Una gran bella differenza!
Questo sistematico e continuo addossare le responsabilita’ al Governo ELETTO, invece di addossarle agli Elettori che di quel Governo eletto sono i MANDANTI, e’ come quel medico che si incaponisce a curare il sintomo invece che la malattia.
In Italia la malattia e’ il Popolo che NON e’ IDONEO all’esercizio della Democrazia. Più che di ‘Popolo’ dovremmo in verità parlare di una una ‘colonia’ di servi che vivono all’insegna dell’ “ognuno per se e Dio per tutti”. Assolutamente privi di quella COSCIENZA CIVICA che li renderebbe ‘Cittadini’ e, quindi, IDONEI all’esercizio del voto.
E a me sembra eloquente il fatto che in Italia NON ci sia un solo leader politico – Lei incluso – che abbia riconosciuto questa problematica di fondo senza la cui soluzione TUTTO e’ destinato a ripetersi all’infinito. Eloquente perché a portare avanti un serio programma di MATURITA’ CIVICA popolare, la nostra cara Casta – a cui anche Lei appartiene – si darebbe la zappa sui piedi facendosi spazzare via nel giro di qualche decennio.

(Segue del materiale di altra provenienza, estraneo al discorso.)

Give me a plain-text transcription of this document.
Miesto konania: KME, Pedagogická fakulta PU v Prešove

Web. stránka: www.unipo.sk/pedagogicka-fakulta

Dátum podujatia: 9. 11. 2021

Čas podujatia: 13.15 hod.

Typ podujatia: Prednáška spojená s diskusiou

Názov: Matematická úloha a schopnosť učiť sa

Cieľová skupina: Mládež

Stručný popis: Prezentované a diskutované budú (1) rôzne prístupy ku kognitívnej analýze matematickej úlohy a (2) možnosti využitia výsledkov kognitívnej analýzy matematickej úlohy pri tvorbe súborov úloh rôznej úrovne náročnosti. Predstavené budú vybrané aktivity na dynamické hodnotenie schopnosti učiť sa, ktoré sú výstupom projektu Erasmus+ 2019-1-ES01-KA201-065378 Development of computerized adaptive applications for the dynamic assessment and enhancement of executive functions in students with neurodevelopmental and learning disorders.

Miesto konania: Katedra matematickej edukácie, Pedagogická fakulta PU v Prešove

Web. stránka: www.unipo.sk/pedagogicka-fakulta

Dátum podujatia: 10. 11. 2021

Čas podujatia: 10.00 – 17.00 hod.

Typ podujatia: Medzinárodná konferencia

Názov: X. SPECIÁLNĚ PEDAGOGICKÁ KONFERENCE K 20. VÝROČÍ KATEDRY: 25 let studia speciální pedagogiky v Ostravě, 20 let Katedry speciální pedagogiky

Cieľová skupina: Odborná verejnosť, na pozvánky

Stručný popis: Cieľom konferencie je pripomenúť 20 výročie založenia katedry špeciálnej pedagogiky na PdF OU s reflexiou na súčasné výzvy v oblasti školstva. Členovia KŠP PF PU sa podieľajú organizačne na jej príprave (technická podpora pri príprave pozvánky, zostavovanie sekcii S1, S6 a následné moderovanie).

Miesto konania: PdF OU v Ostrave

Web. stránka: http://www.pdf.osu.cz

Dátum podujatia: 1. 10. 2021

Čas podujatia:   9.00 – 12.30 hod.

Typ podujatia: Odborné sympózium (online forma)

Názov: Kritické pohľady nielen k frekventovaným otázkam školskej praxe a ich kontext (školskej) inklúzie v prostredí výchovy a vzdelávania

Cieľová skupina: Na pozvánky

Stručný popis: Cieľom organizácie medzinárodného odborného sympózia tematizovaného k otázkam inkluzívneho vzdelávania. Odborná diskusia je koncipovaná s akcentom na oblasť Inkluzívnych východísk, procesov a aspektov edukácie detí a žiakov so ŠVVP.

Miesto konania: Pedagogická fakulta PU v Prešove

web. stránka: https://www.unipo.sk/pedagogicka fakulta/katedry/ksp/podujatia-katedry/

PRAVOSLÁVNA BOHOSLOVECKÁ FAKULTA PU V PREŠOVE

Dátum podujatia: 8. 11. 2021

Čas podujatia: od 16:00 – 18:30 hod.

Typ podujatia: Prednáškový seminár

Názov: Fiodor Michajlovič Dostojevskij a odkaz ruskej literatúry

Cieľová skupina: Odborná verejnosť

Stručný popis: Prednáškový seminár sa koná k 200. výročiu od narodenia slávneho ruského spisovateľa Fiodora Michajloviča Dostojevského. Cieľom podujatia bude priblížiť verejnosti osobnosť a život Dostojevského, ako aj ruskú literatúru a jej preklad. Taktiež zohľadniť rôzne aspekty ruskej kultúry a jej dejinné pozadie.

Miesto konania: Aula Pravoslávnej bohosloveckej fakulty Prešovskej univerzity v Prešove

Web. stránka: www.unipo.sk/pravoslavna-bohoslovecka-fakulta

Tutti parlate di Democrazia, tutti parlate di Popolo Sovrano, ma tutti vi presentate come GOVERNANTI. Nessuno di voi parla di Democrazia VERA, nessuno di voi auspica un Popolo che, finalmente! – GOVERNI SE STESSO.
Eh gia’, che ci guadagneresti voi a cercarvi un nuovo VERO lavoro da mille euro al mese?
Cordialmente,
jb Mirabile-caruso.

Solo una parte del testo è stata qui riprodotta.